Language dating forecasts are based on independence assumptions. Let A1 and A2 be two different events. If the events are assumed to be independent, the probability of both co-occurring is
p(A1A2) = p(A1)p(A2)
Some authors like Sandefur call this the multiplication principle.
As Sandefur noted and quote:
Suppose two people each ‘know’ a certain per cent of a list of words. For example, suppose Frank knows 70 per cent of list L and Sue knows 80 per cent of list L, where L contains 100 words. Given any random sublist of words from list L, we would expect Frank to know 70 per cent of them and Sue to know 80 per cent of them.
Frank knows 70 of the original 100 words.
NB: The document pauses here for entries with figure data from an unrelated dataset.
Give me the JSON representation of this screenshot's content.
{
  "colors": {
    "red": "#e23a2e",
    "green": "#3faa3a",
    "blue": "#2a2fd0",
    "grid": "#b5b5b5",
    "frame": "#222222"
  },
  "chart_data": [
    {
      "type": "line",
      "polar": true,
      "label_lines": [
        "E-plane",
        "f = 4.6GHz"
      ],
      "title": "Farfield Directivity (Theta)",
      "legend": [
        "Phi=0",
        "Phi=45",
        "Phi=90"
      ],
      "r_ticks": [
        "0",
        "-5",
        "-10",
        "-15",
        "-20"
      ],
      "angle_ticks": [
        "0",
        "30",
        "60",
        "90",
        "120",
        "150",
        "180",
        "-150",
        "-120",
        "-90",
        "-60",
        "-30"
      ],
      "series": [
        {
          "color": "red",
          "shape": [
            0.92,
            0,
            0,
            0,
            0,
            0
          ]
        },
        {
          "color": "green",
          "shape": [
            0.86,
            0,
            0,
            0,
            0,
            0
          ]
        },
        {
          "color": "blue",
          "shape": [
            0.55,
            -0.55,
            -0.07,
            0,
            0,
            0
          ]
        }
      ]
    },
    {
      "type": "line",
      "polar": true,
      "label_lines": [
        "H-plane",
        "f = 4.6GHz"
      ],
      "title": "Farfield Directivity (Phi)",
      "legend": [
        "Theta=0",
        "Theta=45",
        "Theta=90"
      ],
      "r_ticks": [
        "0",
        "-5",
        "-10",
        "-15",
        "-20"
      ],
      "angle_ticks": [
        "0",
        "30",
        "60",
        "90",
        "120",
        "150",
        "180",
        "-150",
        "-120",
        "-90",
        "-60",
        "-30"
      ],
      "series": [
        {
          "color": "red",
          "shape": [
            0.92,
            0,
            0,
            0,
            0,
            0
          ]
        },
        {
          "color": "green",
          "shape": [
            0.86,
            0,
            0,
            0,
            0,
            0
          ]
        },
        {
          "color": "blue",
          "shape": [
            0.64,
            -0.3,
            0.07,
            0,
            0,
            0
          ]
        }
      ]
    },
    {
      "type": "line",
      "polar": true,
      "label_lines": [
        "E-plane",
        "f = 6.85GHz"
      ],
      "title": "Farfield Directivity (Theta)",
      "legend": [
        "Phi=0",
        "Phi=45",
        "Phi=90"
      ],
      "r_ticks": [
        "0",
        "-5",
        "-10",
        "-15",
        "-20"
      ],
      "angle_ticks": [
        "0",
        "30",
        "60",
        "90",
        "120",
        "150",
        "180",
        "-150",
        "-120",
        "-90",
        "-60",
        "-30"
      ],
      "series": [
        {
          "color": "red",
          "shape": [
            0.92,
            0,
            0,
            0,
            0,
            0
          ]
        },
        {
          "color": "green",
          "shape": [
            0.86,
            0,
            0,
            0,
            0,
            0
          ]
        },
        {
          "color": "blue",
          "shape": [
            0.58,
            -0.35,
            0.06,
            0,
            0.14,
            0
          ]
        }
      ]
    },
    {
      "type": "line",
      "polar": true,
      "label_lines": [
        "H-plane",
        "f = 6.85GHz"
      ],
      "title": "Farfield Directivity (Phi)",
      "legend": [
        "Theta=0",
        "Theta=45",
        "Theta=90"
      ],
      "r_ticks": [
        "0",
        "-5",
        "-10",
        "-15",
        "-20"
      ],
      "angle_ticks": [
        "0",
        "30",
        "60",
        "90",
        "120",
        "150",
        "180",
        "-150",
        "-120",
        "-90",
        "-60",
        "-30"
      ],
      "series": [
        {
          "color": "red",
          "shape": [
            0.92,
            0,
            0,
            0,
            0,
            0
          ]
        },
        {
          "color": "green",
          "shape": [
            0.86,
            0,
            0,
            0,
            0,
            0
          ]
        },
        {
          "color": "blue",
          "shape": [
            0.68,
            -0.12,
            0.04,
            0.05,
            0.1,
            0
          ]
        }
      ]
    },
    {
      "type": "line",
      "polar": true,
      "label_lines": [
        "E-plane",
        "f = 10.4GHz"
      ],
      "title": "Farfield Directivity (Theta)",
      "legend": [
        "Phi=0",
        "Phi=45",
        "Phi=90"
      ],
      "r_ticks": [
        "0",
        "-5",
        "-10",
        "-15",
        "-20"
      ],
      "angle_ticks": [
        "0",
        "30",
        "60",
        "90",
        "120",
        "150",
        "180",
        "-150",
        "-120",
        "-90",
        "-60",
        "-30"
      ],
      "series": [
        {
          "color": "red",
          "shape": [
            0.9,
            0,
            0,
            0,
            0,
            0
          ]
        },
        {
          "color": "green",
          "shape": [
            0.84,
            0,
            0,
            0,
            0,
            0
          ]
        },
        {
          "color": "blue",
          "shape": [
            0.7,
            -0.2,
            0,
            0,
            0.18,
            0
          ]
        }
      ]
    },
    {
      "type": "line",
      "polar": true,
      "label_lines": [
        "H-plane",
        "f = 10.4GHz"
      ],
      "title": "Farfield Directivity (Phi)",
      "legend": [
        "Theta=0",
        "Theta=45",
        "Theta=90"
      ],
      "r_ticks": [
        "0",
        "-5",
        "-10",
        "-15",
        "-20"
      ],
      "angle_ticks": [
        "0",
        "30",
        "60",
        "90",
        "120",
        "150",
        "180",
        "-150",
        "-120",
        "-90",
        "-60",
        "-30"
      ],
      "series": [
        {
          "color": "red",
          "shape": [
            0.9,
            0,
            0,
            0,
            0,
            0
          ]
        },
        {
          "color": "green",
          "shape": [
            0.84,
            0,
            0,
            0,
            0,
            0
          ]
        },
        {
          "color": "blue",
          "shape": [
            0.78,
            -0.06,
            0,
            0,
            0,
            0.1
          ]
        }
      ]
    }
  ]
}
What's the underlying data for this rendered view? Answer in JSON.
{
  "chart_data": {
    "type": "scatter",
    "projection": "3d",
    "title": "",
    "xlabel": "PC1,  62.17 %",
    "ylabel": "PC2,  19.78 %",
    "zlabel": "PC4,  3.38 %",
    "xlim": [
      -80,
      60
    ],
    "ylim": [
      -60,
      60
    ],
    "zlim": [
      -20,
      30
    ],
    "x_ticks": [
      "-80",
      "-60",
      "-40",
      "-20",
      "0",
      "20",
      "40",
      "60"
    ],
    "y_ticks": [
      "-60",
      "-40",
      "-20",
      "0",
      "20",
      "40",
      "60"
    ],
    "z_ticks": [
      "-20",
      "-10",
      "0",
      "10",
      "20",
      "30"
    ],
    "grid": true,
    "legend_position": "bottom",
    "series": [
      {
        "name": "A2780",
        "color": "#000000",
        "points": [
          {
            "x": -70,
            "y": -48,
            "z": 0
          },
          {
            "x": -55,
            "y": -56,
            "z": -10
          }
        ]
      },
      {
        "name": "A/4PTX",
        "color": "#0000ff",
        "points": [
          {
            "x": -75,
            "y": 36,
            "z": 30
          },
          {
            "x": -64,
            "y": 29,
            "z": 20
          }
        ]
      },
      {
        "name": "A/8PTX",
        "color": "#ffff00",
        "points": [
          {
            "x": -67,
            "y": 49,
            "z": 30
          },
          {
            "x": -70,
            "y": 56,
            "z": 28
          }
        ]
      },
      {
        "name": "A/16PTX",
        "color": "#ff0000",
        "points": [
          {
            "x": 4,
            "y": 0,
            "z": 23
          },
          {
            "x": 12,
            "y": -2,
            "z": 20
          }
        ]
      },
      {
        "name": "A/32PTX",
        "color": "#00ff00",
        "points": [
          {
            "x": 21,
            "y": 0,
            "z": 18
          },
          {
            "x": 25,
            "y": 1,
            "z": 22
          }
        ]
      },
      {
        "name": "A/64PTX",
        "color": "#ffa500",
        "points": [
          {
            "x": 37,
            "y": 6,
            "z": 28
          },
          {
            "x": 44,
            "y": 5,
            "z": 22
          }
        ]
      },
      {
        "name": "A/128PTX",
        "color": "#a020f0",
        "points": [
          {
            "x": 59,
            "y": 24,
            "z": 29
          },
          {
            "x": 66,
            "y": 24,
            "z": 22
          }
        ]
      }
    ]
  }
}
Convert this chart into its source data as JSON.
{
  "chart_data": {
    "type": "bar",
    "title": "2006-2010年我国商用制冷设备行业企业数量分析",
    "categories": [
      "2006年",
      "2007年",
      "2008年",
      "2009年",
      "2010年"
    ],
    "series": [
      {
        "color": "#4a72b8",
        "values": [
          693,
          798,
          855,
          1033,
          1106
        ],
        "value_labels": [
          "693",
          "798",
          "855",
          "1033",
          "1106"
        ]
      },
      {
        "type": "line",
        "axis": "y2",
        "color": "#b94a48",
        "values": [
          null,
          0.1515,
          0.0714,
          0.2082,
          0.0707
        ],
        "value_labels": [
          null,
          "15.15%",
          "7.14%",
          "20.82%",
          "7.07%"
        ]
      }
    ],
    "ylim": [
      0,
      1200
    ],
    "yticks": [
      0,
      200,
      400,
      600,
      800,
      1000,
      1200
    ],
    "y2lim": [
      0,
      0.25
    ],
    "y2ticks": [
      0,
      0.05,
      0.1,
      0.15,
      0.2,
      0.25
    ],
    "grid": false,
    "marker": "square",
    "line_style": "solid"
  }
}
We would expect Sue to know 80 percent of Frank’s 70 words, that is, 56 of Frank’s words. Thus, Sue and Frank know 56 words in common, that is, the per cent of the 100 words that Frank and Sue both know is (0.80)(0.70) = 0.56 or 56 per cent.
Multiplication principle: suppose person A knows P per cent of a list of L words and person B knows Q per cent of the same list of L words (where P and Q are given as decimals). Given no additional information, we woud expect A and B to both know PQ per cent of the words.
In Part III we will provide some examples of this principle to the evolution of cultures.
Later in this series we will explain how the independence assumption affects some of the reasonings and claims behind language dating models.
In the meantime: How relevant this model is to IR? Well, assume that A and B are not Franks and Sues, but passages, topics, documents, etc. Or suppose that instead of dealing with language dating we are trying to address the problem of duplicated content. The scenarios might be different, but the drawbacks and gross pitfalls introduced by independence assumptions are quite similar.